Narrative Change: Reclaim the moral arc of the food banking economy away from “common-sense” market-based solutions toward rights-based paths that demands governments to fulfill their obligations to shape and regulate the moral economies of food provisioning and the social contract between producers and consumers. Our The Right to Food Atlas will support a change in the dominant narrative around household food insecurity from food quantity to food quality, from pounds distributed to justice enacted, from left over food to sustainable production — to shift the impact that economies of care can have to shape transformational change to an unhealthy, exploitative, wasteful and environmentally destructive food system.

Popular Pedagogy and Advocacy: The Right to Food Atlas will create an opportunity to open public conversations and debates about food banking. The project will build knowledge networks around whom the laws and policies of our food system currently serve, whom they should serve, who has the power to write and influence the rules structuring our food production, processing and distribution. It will also foster grassroots food policy advocacy toward enacting the right to food in various locales.

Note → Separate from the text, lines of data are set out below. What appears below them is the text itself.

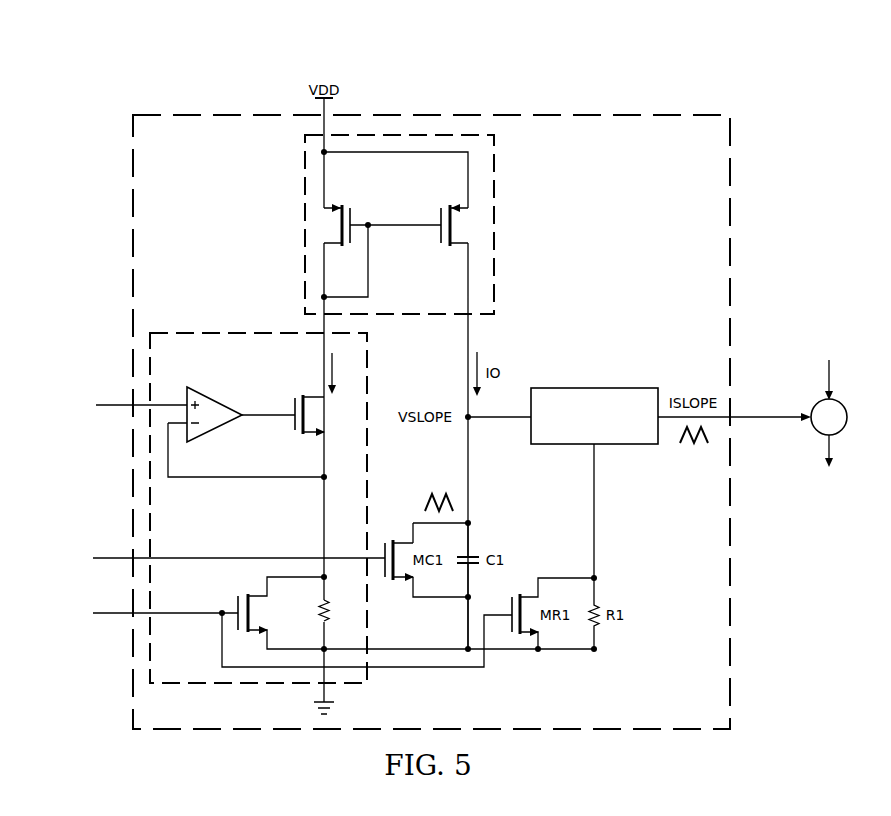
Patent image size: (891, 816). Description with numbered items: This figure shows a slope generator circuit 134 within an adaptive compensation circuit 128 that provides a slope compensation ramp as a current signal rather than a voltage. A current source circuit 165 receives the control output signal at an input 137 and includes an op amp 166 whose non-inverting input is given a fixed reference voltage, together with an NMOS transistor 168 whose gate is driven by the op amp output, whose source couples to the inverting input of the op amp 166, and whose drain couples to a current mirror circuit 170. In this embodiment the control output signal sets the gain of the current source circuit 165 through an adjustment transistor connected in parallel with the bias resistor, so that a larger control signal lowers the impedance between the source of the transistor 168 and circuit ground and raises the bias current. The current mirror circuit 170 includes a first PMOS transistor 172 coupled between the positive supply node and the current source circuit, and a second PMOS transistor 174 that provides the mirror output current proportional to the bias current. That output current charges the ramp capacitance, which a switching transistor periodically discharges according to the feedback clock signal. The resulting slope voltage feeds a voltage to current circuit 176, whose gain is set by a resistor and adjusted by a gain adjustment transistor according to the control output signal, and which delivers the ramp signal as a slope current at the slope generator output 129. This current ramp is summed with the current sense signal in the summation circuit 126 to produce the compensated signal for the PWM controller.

The adaptive compensation circuit 128 is at (147, 72).
The slope generator circuit 134 is at (605, 267).
The current source circuit 165 is at (213, 328).
The op amp 166 is at (214, 397).
The NMOS transistor 168 is at (293, 427).
The current mirror circuit 170 is at (299, 266).
The first PMOS transistor 172 is at (356, 217).
The transistor 174 is at (438, 237).
The voltage to current circuit 176 is at (603, 387).
The summation circuit 126 is at (846, 405).
The slope generator output 129 is at (767, 423).
The input 137 is at (112, 616).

While the entry-point and focus will be specifically on the food banking economy, the project will highlight the broader role of food law and policy in a diversity of political jurisdictions, from municipal to national and even supranational scales to advance food sovereignty and the human right to food. 

The GSA Right to Food Atlas aims to tell a different story, one that will engage a diversity of voices to consider the possibility of challenging the future role of food banks in society. The simple yet powerful message of the human right to food will inform every layer of the map from qualitative to quantitative data collected for the project. The map will be designed to be easily accessible to the general public, while also geared toward community-based activists and policy makers challenging the notion that state governments are providing new channels of accumulation for food corporations to mitigate their inefficiencies through generous tax breaks, liability exemptions, reduced waste disposal fees and enhanced moral standing in the marketplace. The story we are telling is about democracy in the food system, about reparations for past wrongs and ecological commitments to sustainable and resilient food futures through a different kind of support system for anti-hunger networks, one that builds solidarity across difference and a common purpose to ensure the right to food for all. 

The final outcome of the first phase of this project will be an interactive web-map hosted on the GSA website, accompanied by pedagogical toolkits through which communities might begin untangling the complex webs of the food banking economy in their various locales and find openings to build grassroots power to demand the right to food. In the second phase of this project, the GSA team will incorporate a qualitative story-telling ‘deep map’ component that utilizes the power of the geospatial web, working in collaboration with people with lived experience of poverty to highlight the everyday realities and lived experiences of food insecurity and the care economies and mutual networks in place to mitigate it.